I can't believe this...

http://www.thepetitionsite.com/620/...-from-sewing-kittens-eyes-shut/?z00m=20377449

I was emailed this - I cannot believe the cruelty of it. I just hope it's not true....:scared:

_Scientists at Cardiff University in Wales have conducted a particularly horrific animal experiment. They sewed shut the eyes of newborn kittens to "learn how the brain responds to sensory deprivation." The same experiment--funded by tax dollars--also placed cameras in the kittens' brains.

This research is both sadistic and frivolous. The differences between humans and cats are so considerable that research obtained this way will discover nothing that will save or improve human life. A United States veterinarian has confirmed that the procedure was extremely painful for the kittens.

Animal activists are understandably outraged, and celebrity actor Ricky Gervais is leading the charge. Gervais told the Mirror "I thought sickening experiments like these were a thing of the past." Tell Cardiff University to stop conducting frivolous and sadistic experiments on animals!_


----------



## Lisaj (Feb 4, 2011)

OMG that can't be happening can it? That's sick.
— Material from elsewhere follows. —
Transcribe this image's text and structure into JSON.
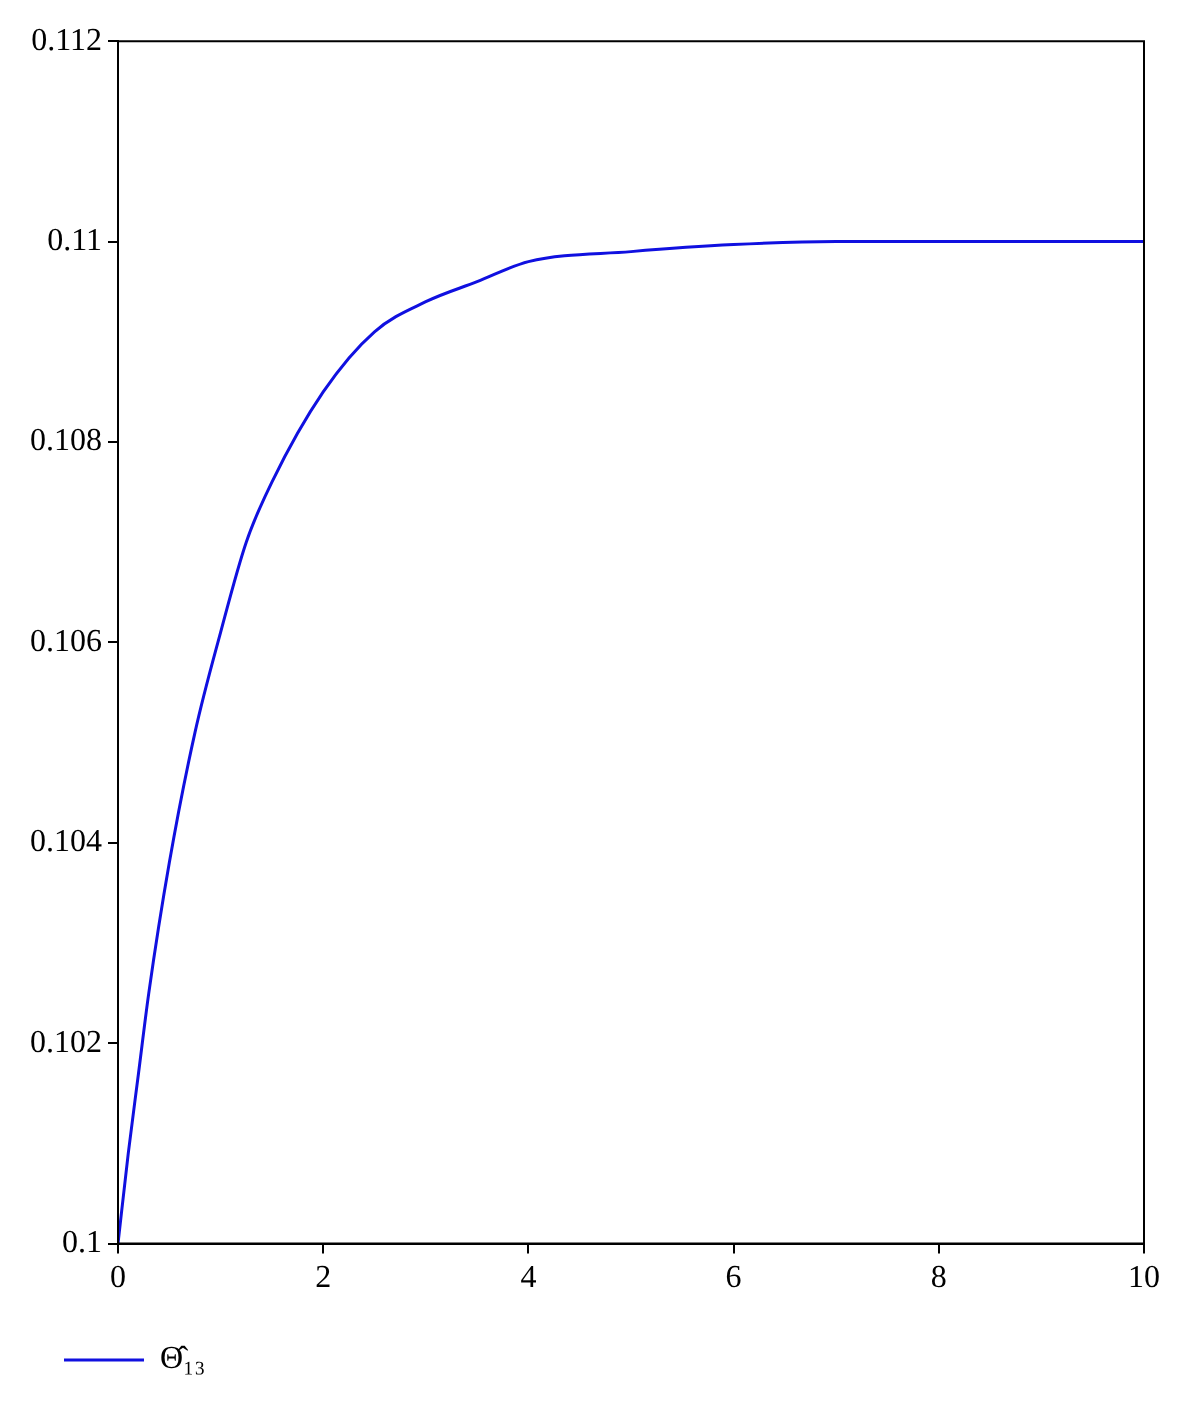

I'm Cardiff - I wonder if there is a protest of some kind going on that I can get involved in. That's horrific. 

Off to look it up...


----------



## Lisaj (Feb 4, 2011)

I've just looked it up and it is true. Thats appauling.


----------



## delca1 (Oct 29, 2011)

Horrible! I have signed the petition.


----------



## andrea84 (Aug 16, 2012)

i signed the petition about this a while bk makes me feel physically sick!!! some ppl can be so barbarrick


----------



## cats galore (Jul 17, 2012)

i'm utterly appalled. just signed the petition - hope it helps


----------



## Sashadog (Jan 4, 2012)

Bump up


----------



## Ang2 (Jun 15, 2012)

Totally sick!


----------



## Spendy (Aug 19, 2012)

OMG, that's awful!!!


----------



## Guest (Aug 30, 2012)

I've signed. I visit that care2 site a lot. All my details already filled in for me. On that and another animal cruelty site, I signed 92 in 1 day, plus 8 I'd signed already, and 6 I didn't agree with.


----------



## mgates (Sep 14, 2012)

Bleeding disgusting!!!


----------



## tincan (Aug 30, 2012)

I've just signed, this is totally horrific , and has no justifiable scientific reason to be carried out. .... Let's try and keep this bumped up.


----------



## mrstaylor (Nov 16, 2012)

That's truly disgusting makes my blood boil :incazzato:


----------